A situação em que se colocou Lucio Gutiérrez, ontem destituído da Presidência do Equador e imediatamente substituído pelo vice-presidente Alfredo Palácio, foi descrita com perfeição por um analista político: sem saber como sair da crise - que não nasceu no seu governo -, o presidente cavou um buraco ainda mais fundo, despejou gasolina e acendeu o fósforo. Seria demais dizer que a crise punha em risco a democracia equatoriana. Naquele país, há eleições periódicas, mas os outros predicados da democracia, como o respeito às instituições e o primado da lei, simplesmente não existem. O que estava em jogo era o mandato de Gutiérrez.

Depois de ajudar a derrubar dois presidentes, o coronel Lucio Gutiérrez foi eleito presidente em 2002. Fez malsucedidas reformas econômicas que logo lhe custaram a popularidade. Contra ele também pesavam acusações de corrupção.

Em dezembro do ano passado, sem ter maioria no Congresso e ameaçado por um processo de impeachment, demitiu 27 dos 31 membros da Corte Suprema de Justiça, substituindo-os por gente de confiança. Livrou-se, assim, dos juízes que, meses antes, haviam tentado destituí-lo com base em acusações de corrupção. O novo tribunal, entre outras extravagâncias, anulou três processos contra o ex-presidente Abdala "El Loco" Bucharán e inocentou o ex-presidente Gustavo Noboa, também processado, que, assim, puderam retornar do exílio.

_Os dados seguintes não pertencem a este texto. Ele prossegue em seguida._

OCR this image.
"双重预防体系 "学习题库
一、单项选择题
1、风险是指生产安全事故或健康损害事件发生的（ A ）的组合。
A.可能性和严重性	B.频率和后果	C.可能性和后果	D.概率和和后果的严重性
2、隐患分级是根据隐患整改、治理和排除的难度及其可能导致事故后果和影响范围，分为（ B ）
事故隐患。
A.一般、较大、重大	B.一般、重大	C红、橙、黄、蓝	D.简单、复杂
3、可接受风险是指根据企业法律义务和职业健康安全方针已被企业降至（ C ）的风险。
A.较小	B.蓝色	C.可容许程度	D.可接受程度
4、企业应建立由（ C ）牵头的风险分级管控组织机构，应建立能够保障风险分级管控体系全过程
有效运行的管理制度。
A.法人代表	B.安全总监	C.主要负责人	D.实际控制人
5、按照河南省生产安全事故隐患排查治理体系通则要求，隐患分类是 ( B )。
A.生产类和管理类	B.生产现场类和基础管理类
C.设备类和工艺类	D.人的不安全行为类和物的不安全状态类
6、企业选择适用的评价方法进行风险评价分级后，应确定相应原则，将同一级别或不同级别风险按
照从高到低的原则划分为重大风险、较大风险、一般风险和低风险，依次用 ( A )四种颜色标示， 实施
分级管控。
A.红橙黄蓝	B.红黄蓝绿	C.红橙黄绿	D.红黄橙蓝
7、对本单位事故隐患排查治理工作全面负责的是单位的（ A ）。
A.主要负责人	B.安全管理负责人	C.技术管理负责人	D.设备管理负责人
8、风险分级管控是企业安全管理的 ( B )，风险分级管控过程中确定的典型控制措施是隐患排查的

Graças a essa manobra, Lucio Gutiérrez obteve o apoio dos partidários dos ex-presidentes no Congresso, livrando-se do processo de impeachment.

Mas a intervenção do presidente no Judiciário, sem que tivesse atribuições constitucionais para tal, a consagração da impunidade de dois políticos corruptos e impopulares que haviam sido depostos depois de violentas manifestações populares e, principalmente, o retorno deles a Quito - Bucharán voltou proclamando-se candidato à presidência - deixaram-no sem qualquer apoio político.

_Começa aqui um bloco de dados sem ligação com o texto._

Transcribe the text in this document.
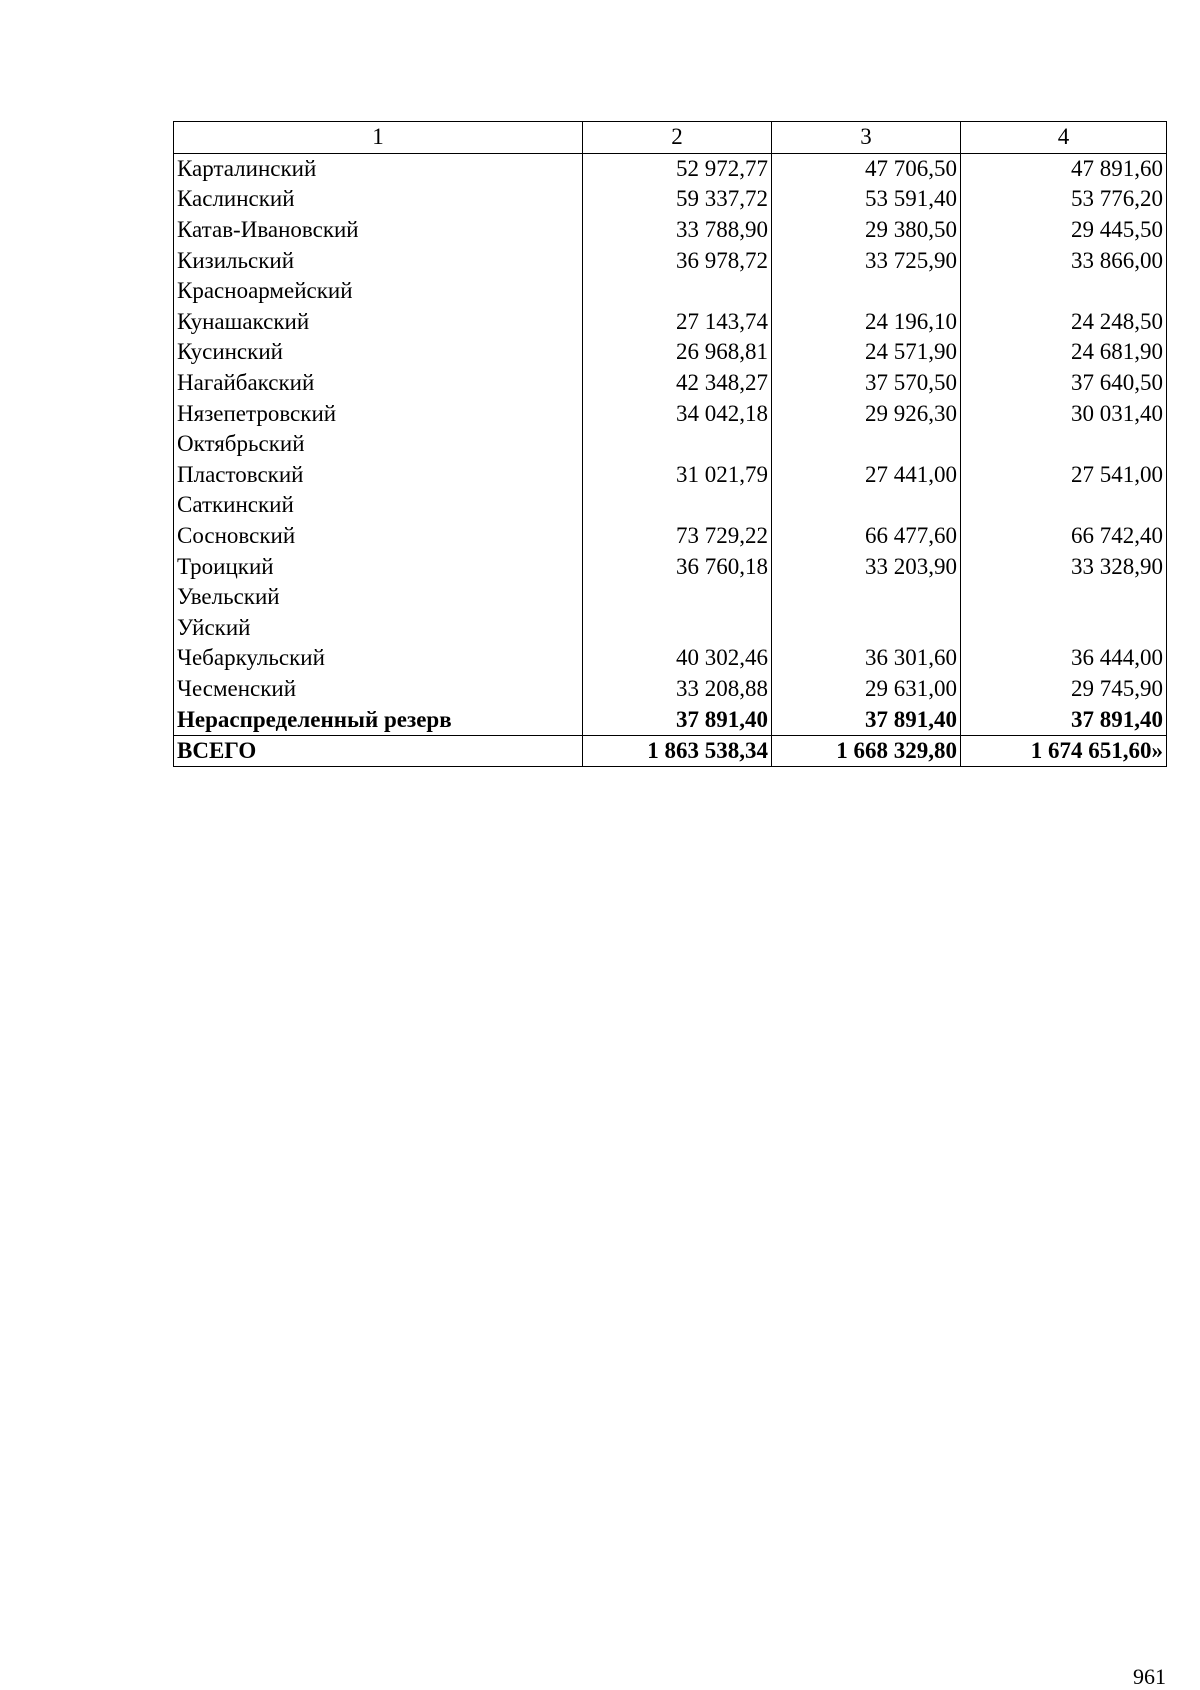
1	2	3	4
Карталинский	52 972,77	47 706,50	47 891,60
Каслинский	59 337,72	53 591,40	53 776,20
Катав-Ивановский	33 788,90	29 380,50	29 445,50
Кизильский	36 978,72	33 725,90	33 866,00
Красноармейский			
Кунашакский	27 143,74	24 196,10	24 248,50
Кусинский	26 968,81	24 571,90	24 681,90
Нагайбакский	42 348,27	37 570,50	37 640,50
Нязепетровский	34 042,18	29 926,30	30 031,40
Октябрьский			
Пластовский	31 021,79	27 441,00	27 541,00
Саткинский			
Сосновский	73 729,22	66 477,60	66 742,40
Троицкий	36 760,18	33 203,90	33 328,90
Увельский			
Уйский			
Чебаркульский	40 302,46	36 301,60	36 444,00
Чесменский	33 208,88	29 631,00	29 745,90
Нераспределенный резерв	37 891,40	37 891,40	37 891,40
ВСЕГО	1 863 538,34	1 668 329,80	1 674 651,60»
961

A Confederação das Nacionalidades Indígenas do Equador (Conae), que apoiara a eleição de Lucio Gutiérrez, passou para a oposição. Trata-se de um adversário dos mais temíveis. A Conae tem um enorme poder de mobilização, que já usou para ajudar a derrubar quatro presidentes - Abdala Bucharán, Gustavo Noboa, Fabián Alarcón e Jamil Mahuad. No final da semana passada, uma manifestação convocada pela Conae foi contida praticamente às portas do palácio presidencial pelas forças de segurança. Diante disso, Gutiérrez decretou o estado de exceção em Quito. A medida, no entanto, não dissuadiu os manifestantes de sair às ruas para pedir a renúncia do presidente, nem impediu que os protestos se espalhassem pelas principais cidades do país.

Politicamente isolado, contando apenas com a solidariedade das Forças Armadas, em menos de 24 horas Gutiérrez revogou o estado de exceção, para evitar mais violência e o conseqüente derramamento de sangue. Também para aplacar os ânimos, dissolveu a Corte Suprema de Justiça - aquela cuja maioria ele, com o apoio de parlamentares, havia constituído em dezembro. Apesar de o ato de dissolução não ter qualquer base legal e constitucional, o Congresso se reuniu no domingo e convalidou o decreto presidencial.

Essas medidas, mais as declarações de Gutiérrez de que admitia a realização de um referendo popular sobre seu mandato, deram ao Equador uma aparência de calmaria.

Mas a crise não estava superada. As instituições equatorianas são fracas, a população - à semelhança do que ocorre na Bolívia e, em menor grau, no Peru - está profundamente dividida em bases étnicas e o país não gera divisas nem mesmo para pagar o serviço da dívida. A crise econômica e social, cada vez mais acentuada, levou a população a descrer das tímidas reformas liberalizantes que foram feitas em decorrência do acordo assinado com o FMI e, após uma sucessão de presidentes desastrados e corruptos, não se confia nos partidos e nos políticos. Nesse cenário de caos institucional, o Congresso, por 62 votos a zero, declarou vaga a função de presidente da República, depois de deliberar que Lucio Gutiérrez não exercia fielmente as suas responsabilidades. E, com isso, o coronel tornou-se o quarto presidente sucessivo do Equador a não cumprir integralmente seu mandato, nos últimos oito anos.